That Will Never Happen To Me…Publication Path
As of February of 2008, I could safely admit that I’d tried to write a book at least twenty-five times. Some of the earlier versions were even on a typewriter. Yikes! I’d had numerous ideas, numerous characters that I can no longer remember the names of, and even more extremely weak plots. The problem? I’d start writing and lose interest. What was going to happen to Character X’s (because of course I can no longer remember her name) life? Who the freak cares? Yeah, that’s pretty much what I thought.
Two things happened that changed that. One, the YA Fantasy explosion in the mainstream publishing market. Two, I got an idea. It turned out that my block about writing had nothing to do with my ideas–just my character’s gender. Yeah, you heard me right. Even though I’d obviously been a teenage girl once, I couldn’t imagine writing one. Instead, I decided to write about a seventeen-year-old boy who’s dreams are haunted by a girl in the beach in Ireland. Everyday, stuff. Right?

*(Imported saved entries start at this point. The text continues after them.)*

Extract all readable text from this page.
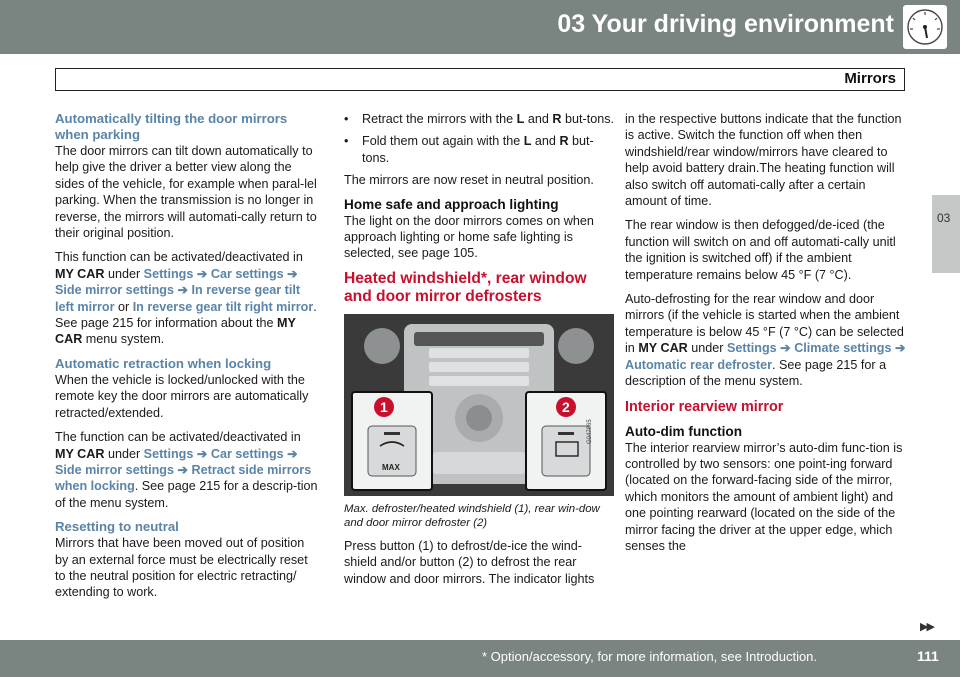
03 Your driving environment
Mirrors
03
Automatically tilting the door mirrors when parking

The door mirrors can tilt down automatically to help give the driver a better view along the sides of the vehicle, for example when paral-lel parking. When the transmission is no longer in reverse, the mirrors will automati-cally return to their original position.

This function can be activated/deactivated in MY CAR under Settings ➔ Car settings ➔ Side mirror settings ➔ In reverse gear tilt left mirror or In reverse gear tilt right mirror. See page 215 for information about the MY CAR menu system.

Automatic retraction when locking

When the vehicle is locked/unlocked with the remote key the door mirrors are automatically retracted/extended.

The function can be activated/deactivated in MY CAR under Settings ➔ Car settings ➔ Side mirror settings ➔ Retract side mirrors when locking. See page 215 for a descrip-tion of the menu system.

Resetting to neutral

Mirrors that have been moved out of position by an external force must be electrically reset to the neutral position for electric retracting/ extending to work.

•	Retract the mirrors with the L and R but-tons.
•	Fold them out again with the L and R but-tons.

The mirrors are now reset in neutral position.

Home safe and approach lighting

The light on the door mirrors comes on when approach lighting or home safe lighting is selected, see page 105.

Heated windshield*, rear window and door mirror defrosters
1	2
MAX
G047065

Max. defroster/heated windshield (1), rear win-dow and door mirror defroster (2)

Press button (1) to defrost/de-ice the wind-shield and/or button (2) to defrost the rear window and door mirrors. The indicator lights

in the respective buttons indicate that the function is active. Switch the function off when then windshield/rear window/mirrors have cleared to help avoid battery drain.The heating function will also switch off automati-cally after a certain amount of time.

The rear window is then defogged/de-iced (the function will switch on and off automati-cally unitl the ignition is switched off) if the ambient temperature remains below 45 °F (7 °C).

Auto-defrosting for the rear window and door mirrors (if the vehicle is started when the ambient temperature is below 45 °F (7 °C) can be selected in MY CAR under Settings ➔ Climate settings ➔ Automatic rear defroster. See page 215 for a description of the menu system.

Interior rearview mirror
Auto-dim function

The interior rearview mirror’s auto-dim func-tion is controlled by two sensors: one point-ing forward (located on the forward-facing side of the mirror, which monitors the amount of ambient light) and one pointing rearward (located on the side of the mirror facing the driver at the upper edge, which senses the

▶▶
* Option/accessory, for more information, see Introduction.	111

Nine months of furious writing followed, along with three years of intense editing, rewrites, and the painstaking creation of my “social media platform.” When I finally had a good copy in hand, I was ready. I signed up for the good ole’ Writer’s Digest Conference in New York City and Pitch Slam! And I just kew, with my carefully-maintained Outlook calendar and organized corporate background, that everyone would love my pitch.
They did. Every agent that I pitched to wanted pages. I was on a high.
It was only a matter of time now. I can even remember stepping into the elevator after Pitch Slam! I was on a total high, until he stepped on. Here’s how it went down…
The elevator doors bounced back open to accommodate an older man–I’d have placed him at around sixty. He brought with him the wafting odor of stale cigars, garlic, and pissy attitude.
The door shut after him. I jammed the “1” button again, if only to get away from the garlic. There’s seasoning and then there’s seasoning.
“You at the writer’s conference?” he asked me.
Crap. Now I had to talk. “Yeah.” Were we on the first floor yet? Why didn’t I take the stairs?”
“Did you do well?” he asked.
“Yeah. I mean all of the agents wanted pages. I was fortunate.”
“Good. I wouldn’t get excited about that though. This is my third conference. Every time they’ve asked me for pages and then I get rejected.”
The elevator dinged and he exited without a backward glance, leaving me hanging in the near-visible cloud of undesirable herbs and negativity. For just an instant his words crushed me. Then I brushed them off.
“That will never happen to me,” I said to the empty elevator.
And then it did.
I sent pages to all five agents who requested them. Every agent declined.
The declines were swift and not form letters. Still, they were declines. So I kept editing, kept honing this one manuscript that I believed in. I read about craft, studied blog posts on dialogue and YA romance, met other authors, and connected on Twitter.
By the time my second son was born in September (yeah, I did all of this while I was pregnant), I decided that I would self-publish. I found an editor, the lovely Kit Domino, to help me polish the manuscript. I located a cover artist, Cathy Helms at Avalon Graphics, to create the cover. My late-night reading, because I was up a lot with little “Bam-Bam,” consisted of blogs and books on how to format your manuscript for Ebook.
On December 15, 2011. I self-published The Star Child.
And nobody gave a rat’s ass.
There were no trumpets blaring in the streets. No parades in my honor. My husband bought a copy, but even my mom had to be reminded that it was my release day. All of my experience planning launches in my corporate life mattered not. This was a bigger wake-up call than anything that had happened to me before.
Had I done the right thing? Had I jumped the gun on pressing Publish? Yeah. I so did. Because of all things I’d learned, the one that was missing? Patience.